General rule: async retry > synchronous retry. SQS + DLQ handles 80% of cases without you writing a single line of retry logic.

What I’d Change Starting Today

Two things.

First: Bedrock Prompt Caching from day zero. The system prompts for roadmap and gap analysis are long. In every call, those tokens are charged on input. Bedrock Prompt Caching reduces input token cost by up to 90% for calls that reuse the same system prompt. I left it for later, but it should be default configuration from the start.

Second: token metrics from the first deploy. I started instrumenting tokens_in, tokens_out, latency_ms in CloudWatch with the system already in production. It should have been from day one. Without it, you’re flying blind on cost. You only discover a model is consuming more tokens than expected when the bill arrives.

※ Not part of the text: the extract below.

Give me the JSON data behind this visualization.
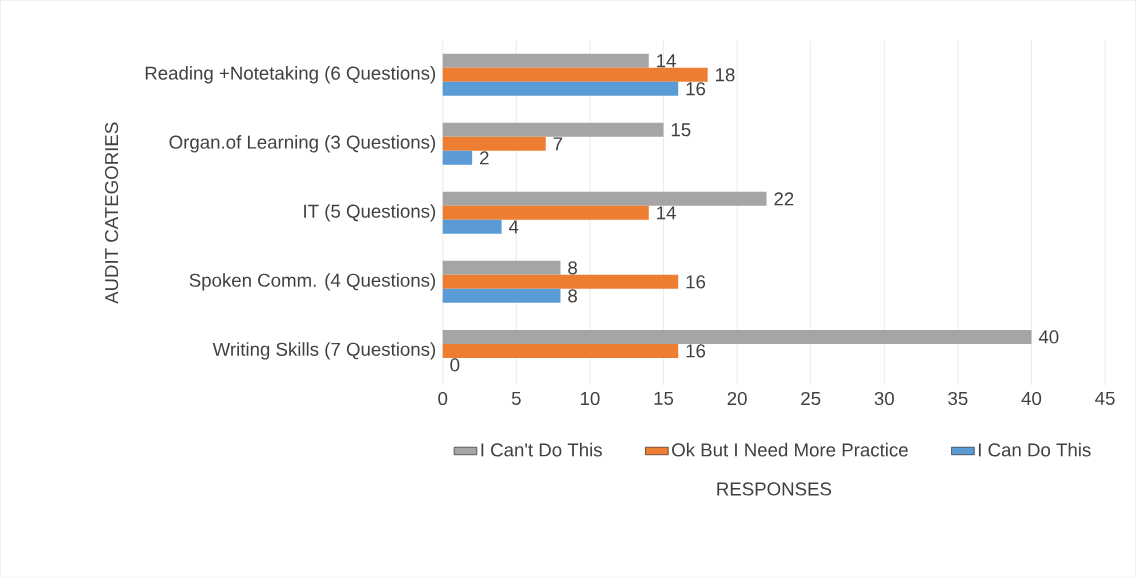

If you’re starting now, do both before any feature. It’s 30 minutes of work that prevents months of blindness.

Decision Summary

The choices that had the most impact:

Decision	Reason
Everything async via SQS	No HTTP request holds an AI task
Separate Bedrock / LocalStack credentials	Custom `LOCALSTACK_ENDPOINT`, never global `AWS_ENDPOINT_URL`
Embedding for triage, LLM for reasoning	Titan + pgvector before Sonnet
Streaming for interaction, batch for processing	Different patterns for different UX
Retry in SQS, not in code	Exponential backoff via DLQ + visibility timeout
Token metrics + Prompt Caching from the start	Don’t fly blind on cost

None of these choices are obvious until you have the system running. But all of them except the last two, which I left for later I’d make again.

This is the second in a series about building Sovereign Architect. In the first, I covered why I chose Bedrock over OpenAI. The next ones will go deeper into prompt engineering for structured extraction and the embedding-based matching system.